Orders activity in manufacturing have snapped back with a V shape. But this recovery is not uniformly seen across the economy. Orders for non-defense capital goods ex-aircraft dropped y/y in March through June; in past recessions, the decline has been steeper both in terms of duration and magnitude.
Several US data points have snapped back from the March-April swoon. From April’s 11-year low of 41.5, the ISM manufacturing index rose the next three months to July’s 54.2, which is a 16-month high.
Similarly, the new orders sub-index was down to 27.1 in April, which was the lowest since December 2008. By July, it printed 61.5 – a 22-month high. Concurrently, inventories fell between April and July, from 49.7 to 47.

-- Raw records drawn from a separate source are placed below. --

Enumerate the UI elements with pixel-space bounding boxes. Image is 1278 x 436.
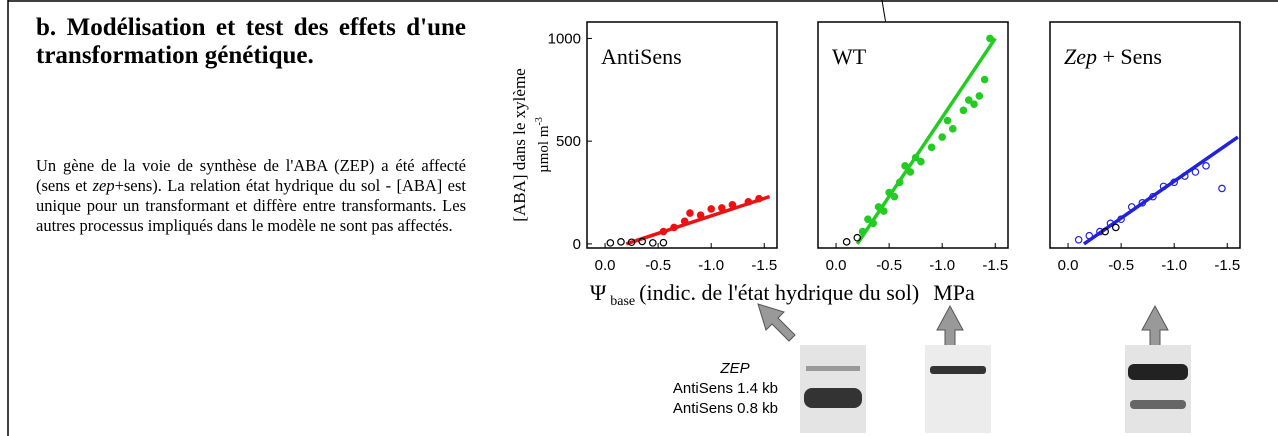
y-unit: µmol m-3 <box>534 117 552 173</box>
text: base <box>610 294 635 309</box>
y-label: [ABA] dans le xylème <box>510 68 529 221</box>
point <box>729 202 735 208</box>
point <box>881 208 887 214</box>
point <box>928 144 934 150</box>
x-tick-label: -0.5 <box>876 257 902 274</box>
point <box>907 169 913 175</box>
gel-label: AntiSens 1.4 kb <box>673 380 778 397</box>
text: (indic. de l'état hydrique du sol) <box>639 280 919 305</box>
text: MPa <box>933 280 975 305</box>
point <box>897 179 903 185</box>
point <box>660 228 666 234</box>
point <box>870 220 876 226</box>
text: WT <box>832 44 867 69</box>
text: Ψ <box>590 280 607 305</box>
point <box>697 212 703 218</box>
point <box>671 224 677 230</box>
y-tick-label: 500 <box>556 133 581 150</box>
point <box>745 199 751 205</box>
text: AntiSens <box>601 44 682 69</box>
point <box>687 210 693 216</box>
gel-band <box>930 366 986 374</box>
point <box>859 228 865 234</box>
gel-label: AntiSens 0.8 kb <box>673 400 778 417</box>
panel-title: Zep + Sens <box>1064 44 1162 69</box>
point <box>960 107 966 113</box>
point <box>944 117 950 123</box>
point <box>950 126 956 132</box>
point <box>681 218 687 224</box>
x-tick-label: 0.0 <box>1058 257 1079 274</box>
point <box>708 206 714 212</box>
gel-band <box>1130 400 1186 409</box>
gel-lane <box>1125 345 1191 433</box>
x-tick-label: -1.5 <box>751 257 777 274</box>
text: Zep <box>1064 44 1097 69</box>
panel-title: AntiSens <box>601 44 682 69</box>
gel-band <box>1128 364 1188 380</box>
figure: [ABA] dans le xylème µmol m-3 Ψbase (indi… <box>0 0 1278 436</box>
gray-arrow <box>758 304 795 341</box>
point <box>987 35 993 41</box>
x-tick-label: -1.0 <box>698 257 724 274</box>
point <box>939 134 945 140</box>
point <box>981 76 987 82</box>
x-tick-label: -1.0 <box>929 257 955 274</box>
y-tick-label: 1000 <box>548 30 581 47</box>
gel-band <box>806 366 860 371</box>
gel-lane <box>925 345 991 433</box>
point <box>756 195 762 201</box>
point <box>918 159 924 165</box>
x-tick-label: -1.5 <box>982 257 1008 274</box>
x-tick-label: -0.5 <box>1108 257 1134 274</box>
point <box>976 93 982 99</box>
text: µmol m <box>536 125 552 173</box>
x-tick-label: 0.0 <box>826 257 847 274</box>
gel-title: ZEP <box>719 360 749 377</box>
x-tick-label: -0.5 <box>645 257 671 274</box>
slide: b. Modélisation et test des effets d'une… <box>0 0 1278 436</box>
x-tick-label: -1.5 <box>1214 257 1240 274</box>
text: + Sens <box>1097 44 1162 69</box>
text: -3 <box>534 117 545 125</box>
y-tick-label: 0 <box>573 236 581 253</box>
point <box>891 193 897 199</box>
point <box>971 101 977 107</box>
gel-band <box>804 388 862 408</box>
panel-title: WT <box>832 44 867 69</box>
point <box>902 163 908 169</box>
x-tick-label: -1.0 <box>1161 257 1187 274</box>
x-tick-label: 0.0 <box>595 257 616 274</box>
point <box>719 205 725 211</box>
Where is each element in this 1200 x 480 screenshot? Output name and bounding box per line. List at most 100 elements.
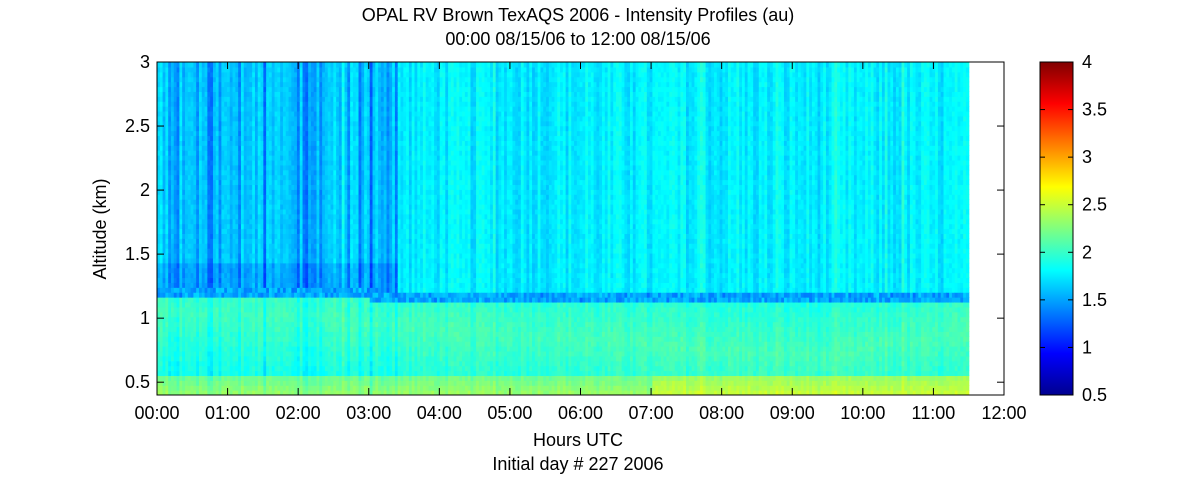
- heatmap-cell: [207, 306, 211, 313]
- heatmap-cell: [221, 150, 225, 156]
- heatmap-cell: [196, 375, 200, 381]
- heatmap-cell: [218, 150, 222, 156]
- heatmap-cell: [210, 321, 214, 328]
- heatmap-cell: [187, 243, 192, 249]
- heatmap-cell: [187, 194, 192, 200]
- heatmap-cell: [179, 91, 183, 97]
- heatmap-cell: [184, 297, 189, 303]
- heatmap-cell: [207, 204, 211, 210]
- heatmap-cell: [201, 233, 206, 239]
- heatmap-cell: [229, 257, 234, 264]
- heatmap-cell: [201, 169, 206, 176]
- heatmap-cell: [215, 306, 220, 313]
- heatmap-cell: [221, 208, 225, 215]
- heatmap-cell: [168, 238, 172, 244]
- heatmap-cell: [179, 336, 183, 342]
- heatmap-cell: [224, 91, 228, 97]
- heatmap-cell: [165, 179, 169, 186]
- heatmap-cell: [182, 355, 186, 362]
- heatmap-cell: [187, 91, 192, 97]
- heatmap-cell: [170, 316, 175, 323]
- heatmap-cell: [224, 140, 228, 146]
- heatmap-cell: [168, 86, 172, 92]
- heatmap-cell: [165, 346, 169, 352]
- heatmap-cell: [176, 355, 180, 362]
- heatmap-cell: [198, 375, 203, 381]
- heatmap-cell: [210, 331, 214, 337]
- heatmap-cell: [226, 155, 231, 161]
- heatmap-cell: [218, 267, 222, 274]
- heatmap-cell: [212, 91, 217, 97]
- heatmap-cell: [190, 360, 194, 367]
- heatmap-cell: [173, 365, 178, 372]
- heatmap-cell: [221, 179, 225, 186]
- heatmap-cell: [190, 145, 194, 151]
- heatmap-cell: [212, 208, 217, 215]
- heatmap-cell: [204, 179, 208, 186]
- heatmap-cell: [226, 213, 231, 220]
- heatmap-cell: [179, 199, 183, 205]
- heatmap-cell: [215, 252, 220, 259]
- heatmap-cell: [215, 380, 220, 386]
- heatmap-cell: [218, 204, 222, 210]
- heatmap-cell: [207, 164, 211, 171]
- heatmap-cell: [201, 390, 206, 395]
- heatmap-cell: [170, 223, 175, 230]
- heatmap-cell: [187, 71, 192, 78]
- heatmap-cell: [212, 297, 217, 303]
- heatmap-cell: [170, 81, 175, 88]
- heatmap-cell: [204, 115, 208, 122]
- heatmap-cell: [165, 86, 169, 92]
- heatmap-cell: [198, 71, 203, 78]
- heatmap-cell: [210, 248, 214, 254]
- heatmap-cell: [210, 375, 214, 381]
- heatmap-cell: [198, 321, 203, 328]
- heatmap-cell: [165, 243, 169, 249]
- heatmap-cell: [162, 140, 166, 146]
- heatmap-cell: [212, 169, 217, 176]
- heatmap-cell: [226, 71, 231, 78]
- heatmap-cell: [190, 297, 194, 303]
- heatmap-cell: [210, 316, 214, 323]
- heatmap-cell: [215, 331, 220, 337]
- heatmap-cell: [157, 208, 161, 215]
- heatmap-cell: [221, 174, 225, 181]
- heatmap-cell: [226, 326, 231, 332]
- heatmap-cell: [196, 331, 200, 337]
- heatmap-cell: [198, 336, 203, 342]
- heatmap-cell: [157, 346, 161, 352]
- heatmap-cell: [165, 110, 169, 117]
- heatmap-cell: [212, 120, 217, 127]
- heatmap-cell: [212, 306, 217, 313]
- heatmap-cell: [187, 355, 192, 362]
- heatmap-cell: [190, 66, 194, 73]
- heatmap-cell: [218, 155, 222, 161]
- heatmap-cell: [184, 218, 189, 225]
- chart-title: OPAL RV Brown TexAQS 2006 - Intensity Pr…: [362, 5, 795, 25]
- heatmap-cell: [182, 155, 186, 161]
- heatmap-cell: [184, 169, 189, 176]
- heatmap-cell: [218, 145, 222, 151]
- heatmap-cell: [212, 336, 217, 342]
- heatmap-cell: [229, 375, 234, 381]
- heatmap-cell: [170, 346, 175, 352]
- heatmap-cell: [184, 184, 189, 190]
- heatmap-cell: [218, 238, 222, 244]
- heatmap-cell: [215, 204, 220, 210]
- heatmap-cell: [170, 96, 175, 102]
- heatmap-cell: [173, 321, 178, 328]
- heatmap-cell: [204, 189, 208, 195]
- heatmap-cell: [190, 385, 194, 391]
- heatmap-cell: [201, 71, 206, 78]
- heatmap-cell: [207, 360, 211, 367]
- heatmap-cell: [218, 248, 222, 254]
- heatmap-cell: [193, 140, 197, 146]
- heatmap-cell: [193, 321, 197, 328]
- heatmap-cell: [224, 306, 228, 313]
- heatmap-cell: [162, 145, 166, 151]
- heatmap-cell: [173, 66, 178, 73]
- heatmap-cell: [176, 81, 180, 88]
- heatmap-cell: [207, 101, 211, 107]
- heatmap-cell: [182, 316, 186, 323]
- heatmap-cell: [198, 159, 203, 166]
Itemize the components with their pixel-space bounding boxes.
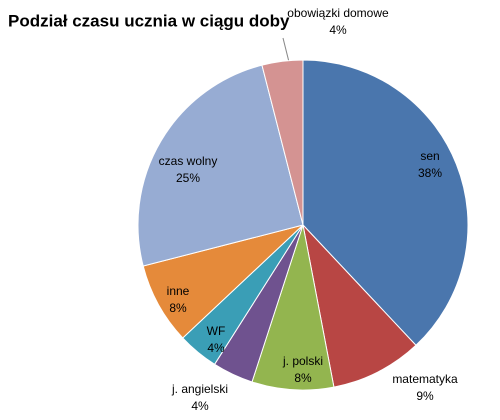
slice-label: j. polski (282, 354, 323, 368)
slice-value-label: 4% (191, 399, 209, 413)
slice-value-label: 8% (169, 301, 187, 315)
slice-label: WF (207, 324, 226, 338)
pie-slice (302, 223, 417, 388)
slice-label: matematyka (392, 372, 458, 386)
slice-value-label: 38% (418, 166, 442, 180)
slice-value-label: 4% (329, 23, 347, 37)
pie-slice (302, 59, 469, 346)
slice-value-label: 9% (416, 389, 434, 403)
slice-value-label: 8% (294, 371, 312, 385)
slice-label: czas wolny (159, 154, 218, 168)
chart-title: Podział czasu ucznia w ciągu doby (8, 11, 290, 30)
slice-label: inne (167, 284, 190, 298)
leader-line (282, 37, 290, 63)
slice-value-label: 25% (176, 171, 200, 185)
pie-slice (261, 59, 304, 226)
slice-label: j. angielski (171, 382, 228, 396)
pie-slice (137, 64, 304, 267)
slice-value-label: 4% (207, 341, 225, 355)
slice-label: obowiązki domowe (287, 6, 389, 20)
slice-label: sen (420, 149, 439, 163)
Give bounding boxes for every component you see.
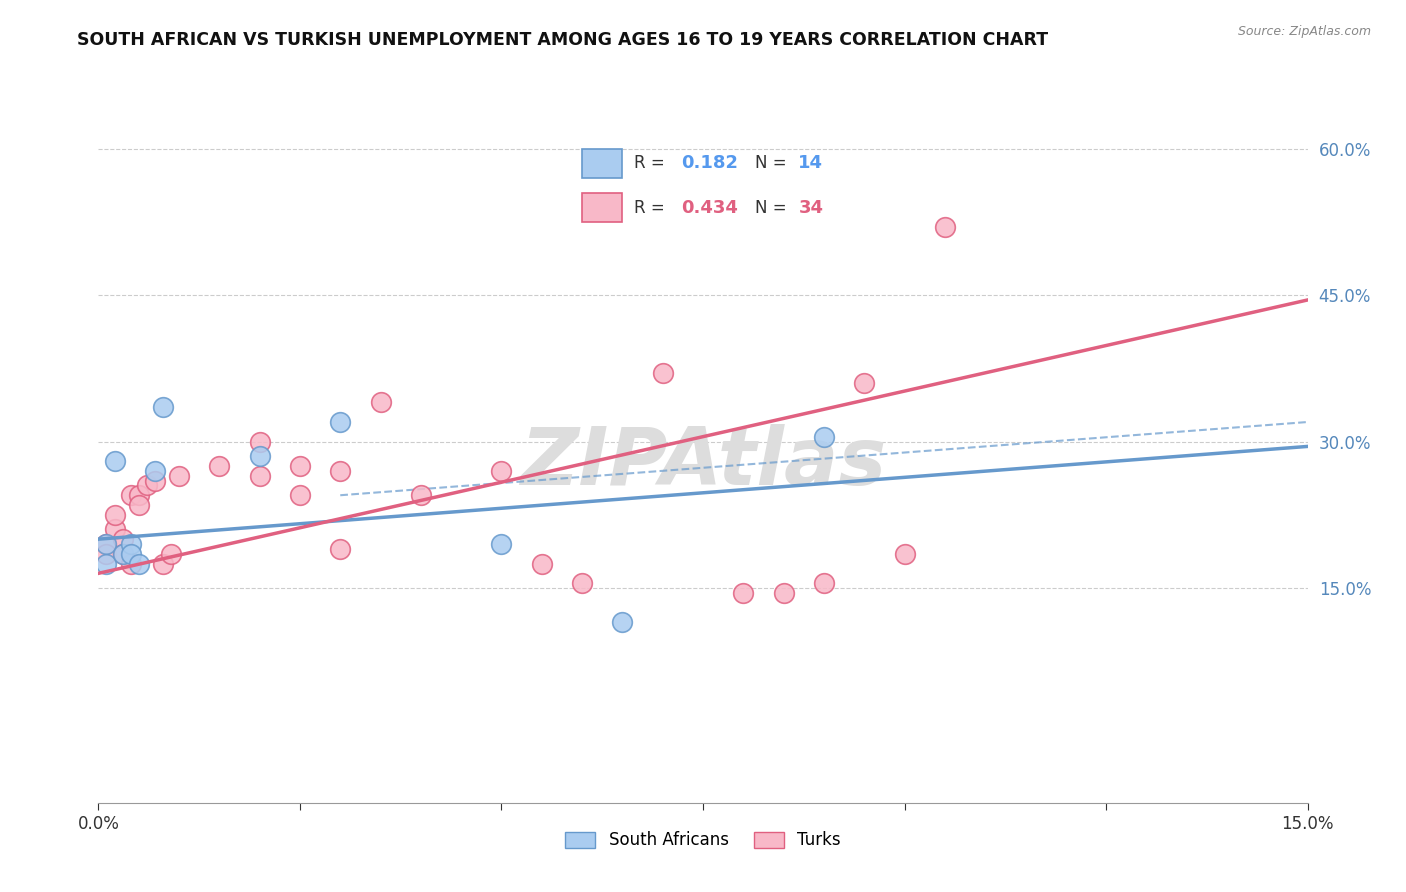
Point xyxy=(409,488,432,502)
Point xyxy=(96,537,118,551)
Point xyxy=(853,376,876,390)
Bar xyxy=(582,149,621,178)
Point xyxy=(143,474,166,488)
Text: ZIPAtlas: ZIPAtlas xyxy=(520,425,886,502)
Text: 14: 14 xyxy=(799,154,824,172)
Point xyxy=(120,488,142,502)
Point xyxy=(288,488,311,502)
Legend: South Africans, Turks: South Africans, Turks xyxy=(558,824,848,856)
Point xyxy=(813,430,835,444)
Point xyxy=(571,576,593,591)
Point xyxy=(249,468,271,483)
Point xyxy=(128,557,150,571)
Point xyxy=(111,547,134,561)
Point xyxy=(491,464,513,478)
Point xyxy=(96,547,118,561)
Text: R =: R = xyxy=(634,199,671,217)
Point xyxy=(111,532,134,546)
Point xyxy=(208,458,231,473)
Point xyxy=(152,557,174,571)
Point xyxy=(651,366,673,380)
Bar xyxy=(582,194,621,222)
Point xyxy=(491,537,513,551)
Text: 34: 34 xyxy=(799,199,824,217)
Point xyxy=(329,464,352,478)
Point xyxy=(120,547,142,561)
Point xyxy=(249,449,271,463)
Point xyxy=(733,586,755,600)
Point xyxy=(934,219,956,234)
Point xyxy=(135,478,157,492)
Point xyxy=(288,458,311,473)
Point xyxy=(329,415,352,429)
Point xyxy=(103,454,125,468)
Point xyxy=(772,586,794,600)
Point xyxy=(120,537,142,551)
Point xyxy=(143,464,166,478)
Point xyxy=(530,557,553,571)
Point xyxy=(111,547,134,561)
Text: SOUTH AFRICAN VS TURKISH UNEMPLOYMENT AMONG AGES 16 TO 19 YEARS CORRELATION CHAR: SOUTH AFRICAN VS TURKISH UNEMPLOYMENT AM… xyxy=(77,31,1049,49)
Point xyxy=(813,576,835,591)
Point xyxy=(103,523,125,537)
Text: Source: ZipAtlas.com: Source: ZipAtlas.com xyxy=(1237,25,1371,38)
Point xyxy=(160,547,183,561)
Point xyxy=(612,615,634,630)
Point xyxy=(370,395,392,409)
Point xyxy=(96,557,118,571)
Text: 0.434: 0.434 xyxy=(681,199,738,217)
Point xyxy=(152,401,174,415)
Point xyxy=(128,498,150,512)
Point xyxy=(128,488,150,502)
Point xyxy=(893,547,915,561)
Point xyxy=(167,468,190,483)
Point xyxy=(329,541,352,556)
Text: N =: N = xyxy=(755,199,792,217)
Text: N =: N = xyxy=(755,154,792,172)
Point xyxy=(96,537,118,551)
Point xyxy=(103,508,125,522)
Text: R =: R = xyxy=(634,154,671,172)
Point xyxy=(249,434,271,449)
Text: 0.182: 0.182 xyxy=(681,154,738,172)
Point xyxy=(120,557,142,571)
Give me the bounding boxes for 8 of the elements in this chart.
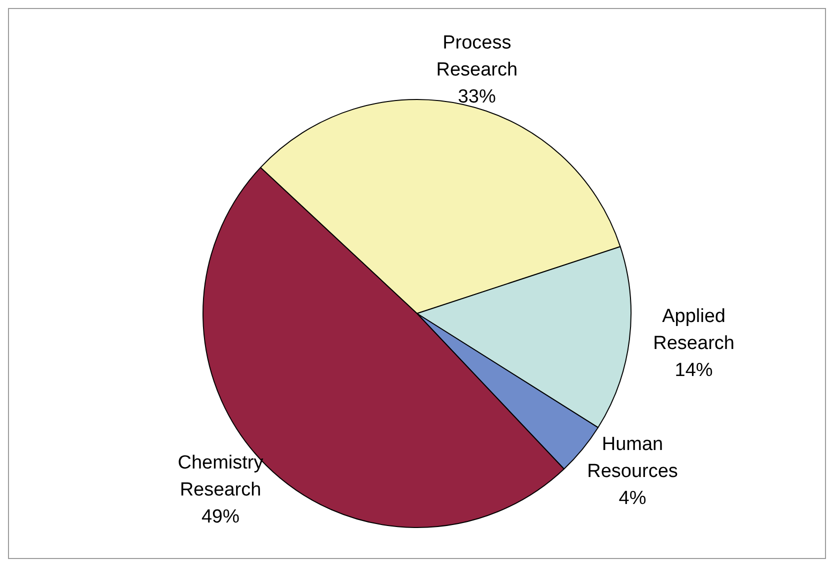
slice-label: Applied Research xyxy=(653,306,734,354)
data-label: 14% xyxy=(674,360,713,382)
slice-label: Process Research xyxy=(436,32,518,81)
data-label: 4% xyxy=(618,488,646,509)
slice-label: Human Resources xyxy=(587,434,678,482)
slice-label: Chemistry Research xyxy=(178,452,264,500)
data-label: 33% xyxy=(458,86,496,108)
data-label: 49% xyxy=(201,506,240,528)
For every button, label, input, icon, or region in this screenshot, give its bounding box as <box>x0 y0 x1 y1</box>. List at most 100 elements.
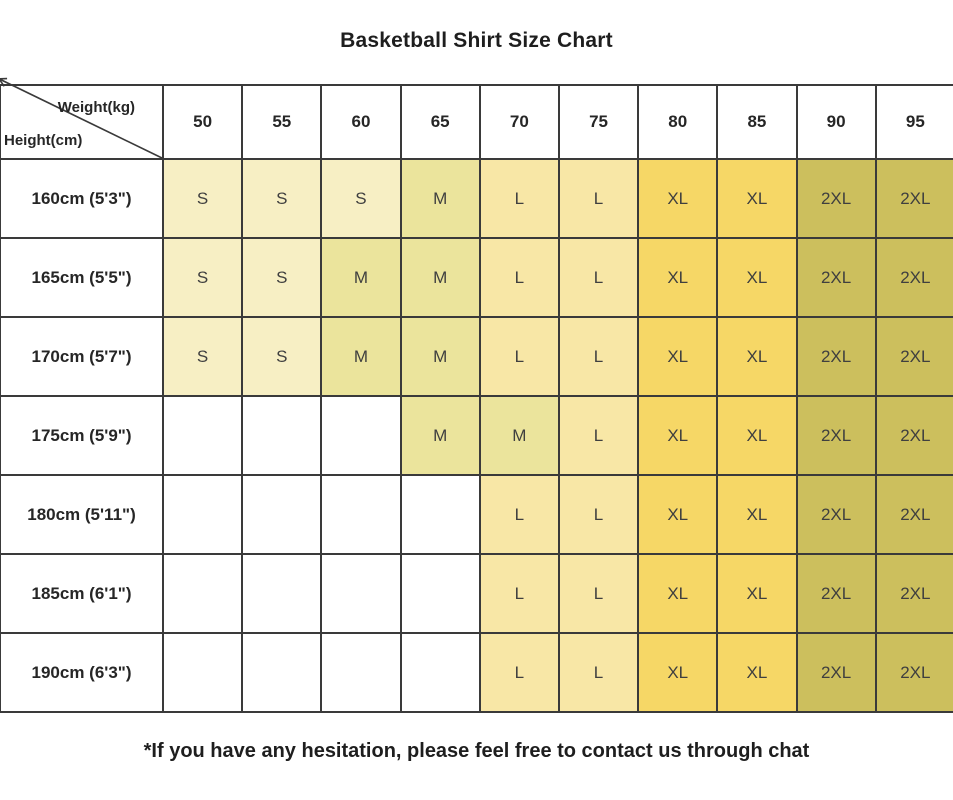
weight-header-cell: 55 <box>241 84 323 160</box>
height-row-header: 170cm (5'7") <box>0 316 164 397</box>
table-row: 165cm (5'5") S S M M L L XL XL 2XL 2XL <box>0 237 953 318</box>
table-row: 175cm (5'9") M M L XL XL 2XL 2XL <box>0 395 953 476</box>
weight-axis-label: Weight(kg) <box>57 99 135 116</box>
height-axis-label: Height(cm) <box>4 132 83 149</box>
size-cell: S <box>320 158 402 239</box>
page-title: Basketball Shirt Size Chart <box>340 29 613 52</box>
size-cell: XL <box>716 395 798 476</box>
height-row-header: 190cm (6'3") <box>0 632 164 713</box>
size-cell: L <box>478 632 560 713</box>
size-cell-empty <box>399 474 481 555</box>
size-cell-empty <box>241 474 323 555</box>
size-cell-empty <box>161 632 244 713</box>
size-cell: M <box>399 158 481 239</box>
size-cell: M <box>399 395 481 476</box>
size-cell: L <box>478 474 560 555</box>
size-cell: L <box>557 553 640 634</box>
size-cell: 2XL <box>874 474 953 555</box>
weight-header-cell: 90 <box>795 84 877 160</box>
size-cell: L <box>557 474 640 555</box>
size-cell: L <box>557 632 640 713</box>
size-cell: XL <box>637 158 719 239</box>
size-cell-empty <box>320 395 402 476</box>
size-cell: M <box>320 237 402 318</box>
size-cell: L <box>478 237 560 318</box>
size-cell: 2XL <box>874 237 953 318</box>
size-cell: XL <box>637 316 719 397</box>
weight-header-cell: 70 <box>478 84 560 160</box>
size-cell: L <box>478 553 560 634</box>
weight-header-row: Weight(kg) Height(cm) 50 55 60 65 70 75 80 85 90… <box>0 77 953 160</box>
size-cell: M <box>399 237 481 318</box>
weight-header-cell: 60 <box>320 84 402 160</box>
size-cell: 2XL <box>795 553 877 634</box>
size-cell: 2XL <box>795 158 877 239</box>
footer-note: *If you have any hesitation, please feel… <box>143 740 810 762</box>
size-cell: 2XL <box>795 474 877 555</box>
size-chart-page: Basketball Shirt Size Chart Weight(kg) H… <box>0 29 953 800</box>
size-cell-empty <box>161 395 244 476</box>
height-row-header: 165cm (5'5") <box>0 237 164 318</box>
size-cell-empty <box>161 474 244 555</box>
size-cell: S <box>161 237 244 318</box>
size-cell: S <box>241 158 323 239</box>
table-row: 170cm (5'7") S S M M L L XL XL 2XL 2XL <box>0 316 953 397</box>
size-cell: XL <box>637 632 719 713</box>
size-cell-empty <box>241 632 323 713</box>
size-cell: 2XL <box>874 553 953 634</box>
size-cell: 2XL <box>874 158 953 239</box>
size-cell: L <box>557 237 640 318</box>
weight-header-cell: 95 <box>874 84 953 160</box>
size-chart-table: Weight(kg) Height(cm) 50 55 60 65 70 75 80 85 90… <box>0 77 953 713</box>
weight-header-cell: 50 <box>161 84 244 160</box>
size-cell: M <box>478 395 560 476</box>
size-cell: 2XL <box>874 316 953 397</box>
size-cell: XL <box>716 158 798 239</box>
size-cell: 2XL <box>795 237 877 318</box>
size-cell: 2XL <box>874 632 953 713</box>
weight-header-cell: 85 <box>716 84 798 160</box>
size-cell: 2XL <box>795 316 877 397</box>
table-row: 185cm (6'1") L L XL XL 2XL 2XL <box>0 553 953 634</box>
size-cell: 2XL <box>795 395 877 476</box>
size-cell: XL <box>716 316 798 397</box>
size-cell: S <box>241 316 323 397</box>
size-cell: L <box>557 395 640 476</box>
size-cell: XL <box>716 474 798 555</box>
size-cell: S <box>241 237 323 318</box>
weight-header-cell: 65 <box>399 84 481 160</box>
size-cell: XL <box>716 553 798 634</box>
size-cell: XL <box>637 474 719 555</box>
size-cell: XL <box>637 553 719 634</box>
size-cell-empty <box>399 632 481 713</box>
diagonal-divider-arrow <box>0 77 163 159</box>
size-cell: S <box>161 316 244 397</box>
size-cell: L <box>557 158 640 239</box>
height-row-header: 160cm (5'3") <box>0 158 164 239</box>
size-cell: XL <box>637 395 719 476</box>
height-row-header: 180cm (5'11") <box>0 474 164 555</box>
size-cell: 2XL <box>874 395 953 476</box>
size-chart-body: 160cm (5'3") S S S M L L XL XL 2XL 2XL 165cm (5'5")… <box>0 158 953 713</box>
height-row-header: 175cm (5'9") <box>0 395 164 476</box>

As a result, the spread between orders and inventories rose to a 32-month high in July. Before this, April’s reading was the lowest going back to January 1948 (that is how far back this series goes).
The magnitude by which orders improved can be seen in Chart 2. Between April and July, it shot up 34.4 points, which is the largest three-month change ever (at least going back to January 1948). The closest was 33.6 points 68 years ago.
Just based on this metric, it is a V – a V-shaped recovery, that is. But the strength is not uniformly distributed across multiple data sets.
Orders for non-defense capital goods ex-aircraft – proxy for business capex plans – dropped 3.2 percent year-over-year in June to a seasonally adjusted annual rate of $64.3 billion. In April, orders were $61.3 billion.
June’s y/y drop was the fourth in a row. Versus the last two recessions, this pales in comparison in terms of both magnitude and duration. In fact, the red bars in Chart 3 looked worse even during the economic slowdown of 2015/2016.
The Covid-19 recession is six months old. Unless it is different this time, this series in all likelihood is nowhere near taking on a V shape.